Labour’s average of 33.5% was an improvement of 0.5 points on January, but down from 37.4% in March 2014.
Ukip is continuing to register a decline in the polls, but it’s very modest. The party’s score of 14.6% for February is its lowest monthly average since August 2014.
The biggest story of February, in so far as anything can be described as big in a month where no party rose or fell more than 0.5 points, concerns the Liberal Democrats. Halfway through the month the party was on 7.2%: another record low for this parliament. But they finished the month on 7.6%: not only up on 7.2%. but also above where they finished in January (7.5%). It’s the first time since October that the Lib Dems have ended a month higher than where they began. Granted, a month-on-month rise of 0.1 points is almost as small as you can get, but the fact the party put on 0.4 points in the second half of the month is noteworthy.

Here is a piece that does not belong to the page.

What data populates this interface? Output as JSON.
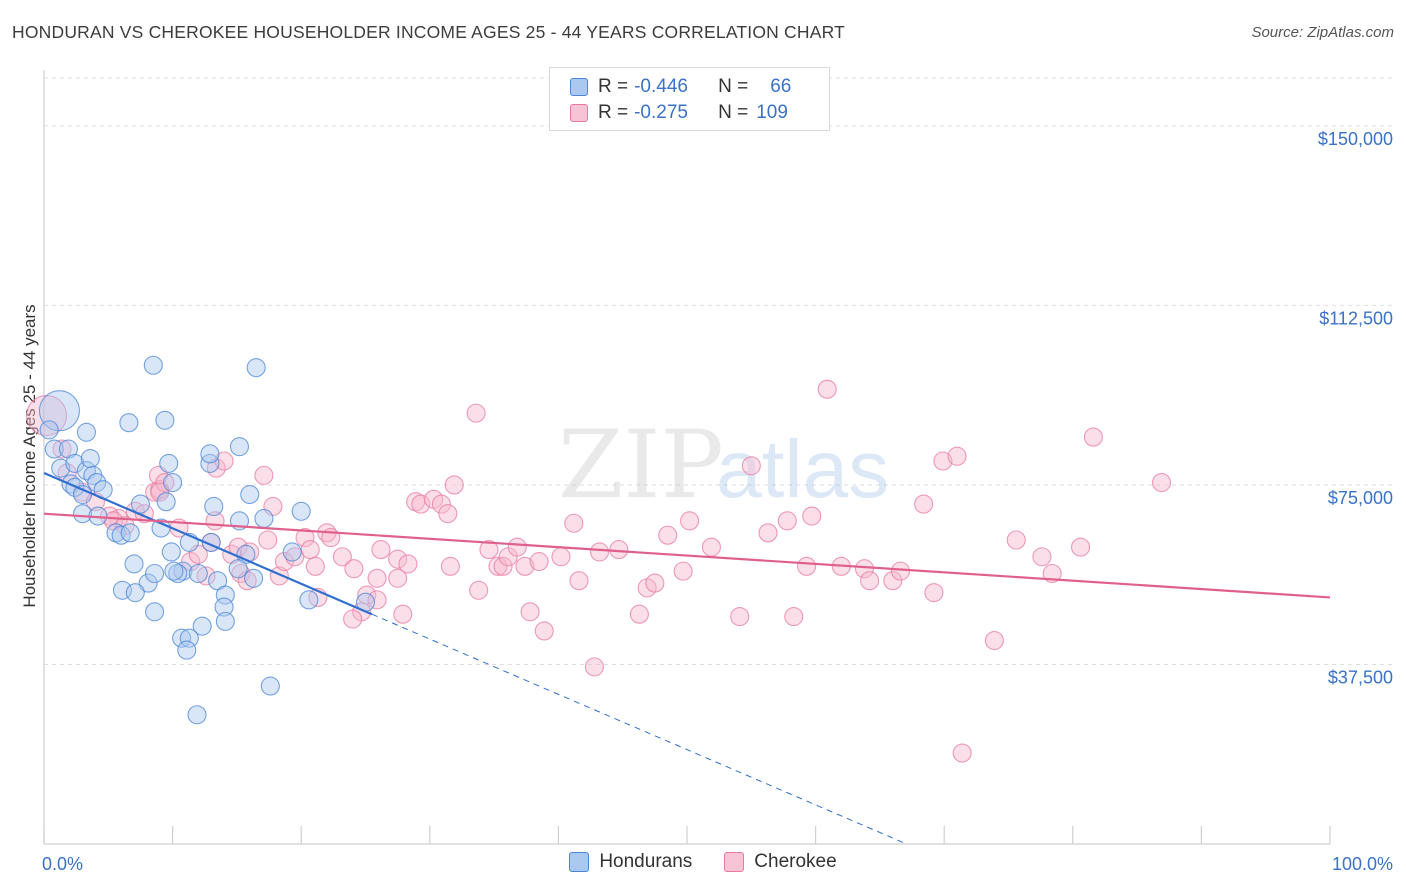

Overall, the polls are continuing to pursue their trends of the past few months. This kind of pattern is not unexceptional; it happened in 2005, for example. But it’s a pattern that persists in failing to fit in with the narrative of some sections of the media, in particular some commentators and academics, whose analysis and predictions are rooted on the polls showing a swing back to the Tories and Labour.
Maybe it will happen. Maybe it is already happening and the pollsters aren’t picking it up. For now, the polls continue to tell their own story and show their own trends. Whether any of it bears relation to the result of the general election is something that, as I’ve said many times, needs to be treated with extreme caution.